28th of April 2016 – International Conference on Artistic Research: Writing
Keynote: Redell Olsen
‘A Column of Air: Flickers/Writing/Painting’
28 April 2016, 14.15 till 15.00 — Royal Academy of Art
In 1967 Art and Language designated a column of air ‘art.’ The place of writing as and in place of painting seemed assured. When you begin to look away from seeing and reading the dematerialised art work, there emerges a new possibility, a poetics of flickers. In 2016 this column of written air flickers with art forms very different from the art critical language associated with conceptual art. What does this flickering reveal? Poetics and the visual arts flicker with glimpses of this not not-conceptual-art, and not not-writing-as art. My performance/lecture will explore how writing might engage with a flickering ekphrastic turn to landscape painting and its spin-offs. Timothy Morton questions whether ‘Nature’ was ever really there as more than a flickering ghost.

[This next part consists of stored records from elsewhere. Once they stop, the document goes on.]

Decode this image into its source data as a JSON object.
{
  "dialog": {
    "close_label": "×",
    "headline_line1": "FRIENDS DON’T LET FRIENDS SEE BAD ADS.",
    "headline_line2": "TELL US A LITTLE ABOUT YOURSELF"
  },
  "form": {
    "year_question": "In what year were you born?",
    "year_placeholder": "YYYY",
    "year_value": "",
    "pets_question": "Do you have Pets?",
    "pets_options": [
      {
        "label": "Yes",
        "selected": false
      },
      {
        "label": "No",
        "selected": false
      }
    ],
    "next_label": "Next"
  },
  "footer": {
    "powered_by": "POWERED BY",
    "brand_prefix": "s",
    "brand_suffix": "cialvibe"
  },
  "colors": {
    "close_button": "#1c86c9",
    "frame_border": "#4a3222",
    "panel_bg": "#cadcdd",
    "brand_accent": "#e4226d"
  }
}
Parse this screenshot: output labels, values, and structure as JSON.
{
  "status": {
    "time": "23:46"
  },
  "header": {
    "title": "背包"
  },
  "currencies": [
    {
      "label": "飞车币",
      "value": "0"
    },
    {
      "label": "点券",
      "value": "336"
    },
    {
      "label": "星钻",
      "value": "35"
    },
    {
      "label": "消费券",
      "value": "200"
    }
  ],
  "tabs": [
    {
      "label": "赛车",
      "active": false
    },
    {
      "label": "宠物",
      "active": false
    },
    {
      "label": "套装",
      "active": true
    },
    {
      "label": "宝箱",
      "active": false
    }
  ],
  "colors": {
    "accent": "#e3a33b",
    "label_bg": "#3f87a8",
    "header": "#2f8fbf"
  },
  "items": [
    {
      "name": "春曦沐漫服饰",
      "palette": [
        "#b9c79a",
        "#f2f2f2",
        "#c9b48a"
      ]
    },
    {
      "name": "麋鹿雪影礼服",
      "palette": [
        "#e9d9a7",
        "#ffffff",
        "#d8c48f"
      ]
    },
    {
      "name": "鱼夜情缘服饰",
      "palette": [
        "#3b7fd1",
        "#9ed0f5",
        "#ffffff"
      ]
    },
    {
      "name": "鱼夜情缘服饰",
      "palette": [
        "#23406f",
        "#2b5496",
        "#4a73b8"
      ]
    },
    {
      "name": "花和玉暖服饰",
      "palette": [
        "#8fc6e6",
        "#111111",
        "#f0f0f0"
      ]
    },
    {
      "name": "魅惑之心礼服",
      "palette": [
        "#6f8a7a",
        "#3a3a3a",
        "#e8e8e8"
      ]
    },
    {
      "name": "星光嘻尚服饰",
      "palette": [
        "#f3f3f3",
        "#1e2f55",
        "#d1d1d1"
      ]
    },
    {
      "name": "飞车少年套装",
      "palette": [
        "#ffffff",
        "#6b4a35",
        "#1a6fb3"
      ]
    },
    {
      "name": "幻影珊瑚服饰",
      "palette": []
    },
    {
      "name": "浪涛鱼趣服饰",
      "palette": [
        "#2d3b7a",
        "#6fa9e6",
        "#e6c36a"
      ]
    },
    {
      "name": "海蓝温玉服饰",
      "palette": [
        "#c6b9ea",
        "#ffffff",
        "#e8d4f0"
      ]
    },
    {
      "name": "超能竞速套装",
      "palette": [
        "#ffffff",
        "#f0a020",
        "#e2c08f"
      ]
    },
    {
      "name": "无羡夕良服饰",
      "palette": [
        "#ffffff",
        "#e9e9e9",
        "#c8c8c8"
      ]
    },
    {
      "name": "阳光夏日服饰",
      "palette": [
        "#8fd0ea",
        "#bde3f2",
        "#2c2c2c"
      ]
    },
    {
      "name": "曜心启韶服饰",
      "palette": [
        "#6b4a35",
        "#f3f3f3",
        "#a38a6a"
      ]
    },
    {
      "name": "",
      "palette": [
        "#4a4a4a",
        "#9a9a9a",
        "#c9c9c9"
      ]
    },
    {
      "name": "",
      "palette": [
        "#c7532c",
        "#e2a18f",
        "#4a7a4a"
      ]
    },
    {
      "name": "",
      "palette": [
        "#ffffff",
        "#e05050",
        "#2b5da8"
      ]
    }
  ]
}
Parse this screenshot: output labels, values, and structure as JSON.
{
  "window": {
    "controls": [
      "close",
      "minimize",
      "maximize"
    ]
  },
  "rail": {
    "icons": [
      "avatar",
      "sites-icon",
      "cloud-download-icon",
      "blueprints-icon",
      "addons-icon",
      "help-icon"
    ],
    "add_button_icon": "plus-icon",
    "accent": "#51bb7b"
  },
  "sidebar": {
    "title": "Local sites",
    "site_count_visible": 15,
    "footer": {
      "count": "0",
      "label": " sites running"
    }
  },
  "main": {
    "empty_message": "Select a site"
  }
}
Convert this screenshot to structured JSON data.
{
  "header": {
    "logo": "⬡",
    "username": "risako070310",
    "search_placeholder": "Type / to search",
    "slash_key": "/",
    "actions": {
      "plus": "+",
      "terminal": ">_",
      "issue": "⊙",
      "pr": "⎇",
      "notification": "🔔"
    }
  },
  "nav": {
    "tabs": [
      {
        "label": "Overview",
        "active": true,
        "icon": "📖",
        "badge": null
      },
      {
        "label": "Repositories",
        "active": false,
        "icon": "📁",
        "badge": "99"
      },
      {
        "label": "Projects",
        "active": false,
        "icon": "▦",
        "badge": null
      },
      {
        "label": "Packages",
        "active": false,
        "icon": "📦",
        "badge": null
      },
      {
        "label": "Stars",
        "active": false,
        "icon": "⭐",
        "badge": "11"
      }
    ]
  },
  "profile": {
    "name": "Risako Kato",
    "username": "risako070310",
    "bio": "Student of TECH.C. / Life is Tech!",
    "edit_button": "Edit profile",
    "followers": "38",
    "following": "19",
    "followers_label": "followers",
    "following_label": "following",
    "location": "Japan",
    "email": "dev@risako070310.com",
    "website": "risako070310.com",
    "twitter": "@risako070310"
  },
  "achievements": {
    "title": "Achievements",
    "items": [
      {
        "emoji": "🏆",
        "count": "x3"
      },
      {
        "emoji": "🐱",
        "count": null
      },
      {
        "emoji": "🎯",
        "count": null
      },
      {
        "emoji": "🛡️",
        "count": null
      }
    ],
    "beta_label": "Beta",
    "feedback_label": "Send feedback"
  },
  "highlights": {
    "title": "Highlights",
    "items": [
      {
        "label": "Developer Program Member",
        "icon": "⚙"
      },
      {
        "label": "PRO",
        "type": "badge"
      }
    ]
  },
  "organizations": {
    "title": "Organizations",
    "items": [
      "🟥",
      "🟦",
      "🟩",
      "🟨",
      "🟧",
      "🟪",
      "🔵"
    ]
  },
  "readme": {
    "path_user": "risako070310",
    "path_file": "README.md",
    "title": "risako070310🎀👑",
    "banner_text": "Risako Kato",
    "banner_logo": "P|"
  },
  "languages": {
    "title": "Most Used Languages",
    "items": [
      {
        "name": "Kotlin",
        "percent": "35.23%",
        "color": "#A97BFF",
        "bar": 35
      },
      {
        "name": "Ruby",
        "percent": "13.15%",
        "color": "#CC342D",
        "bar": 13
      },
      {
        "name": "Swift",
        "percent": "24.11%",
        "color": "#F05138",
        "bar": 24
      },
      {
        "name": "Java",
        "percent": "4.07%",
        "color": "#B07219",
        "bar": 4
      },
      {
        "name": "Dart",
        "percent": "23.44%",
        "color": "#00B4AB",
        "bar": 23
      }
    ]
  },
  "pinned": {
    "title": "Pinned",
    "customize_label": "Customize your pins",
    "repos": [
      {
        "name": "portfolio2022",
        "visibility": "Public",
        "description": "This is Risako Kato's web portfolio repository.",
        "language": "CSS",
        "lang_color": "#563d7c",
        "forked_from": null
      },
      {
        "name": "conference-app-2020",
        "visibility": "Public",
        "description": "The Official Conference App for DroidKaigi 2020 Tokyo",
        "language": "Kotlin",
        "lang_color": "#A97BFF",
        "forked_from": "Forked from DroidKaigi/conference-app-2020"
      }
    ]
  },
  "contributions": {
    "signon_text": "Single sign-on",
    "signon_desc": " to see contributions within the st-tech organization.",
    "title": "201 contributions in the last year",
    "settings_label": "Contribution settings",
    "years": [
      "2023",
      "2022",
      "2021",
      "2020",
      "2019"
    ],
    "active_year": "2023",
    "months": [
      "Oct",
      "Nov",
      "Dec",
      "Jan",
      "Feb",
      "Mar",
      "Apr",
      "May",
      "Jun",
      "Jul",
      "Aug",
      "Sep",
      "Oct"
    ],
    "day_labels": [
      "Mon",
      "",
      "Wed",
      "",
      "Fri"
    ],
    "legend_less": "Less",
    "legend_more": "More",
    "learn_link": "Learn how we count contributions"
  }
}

I will nevertheless resist the double bind associated with simplistic definitions of ekphrasis, undoing the binary logic of writing as a half-glimpsed phantom of another ‘proper’ subject. The possibility of the filmic will be registered across the boundaries between the documentary, the poetic, and the visual-as-writing. Tracing this exploration through existing works and images, this lecture/performance hopes to enact a writing of paintings for paintings and an aesthetics of art that flickers in writing.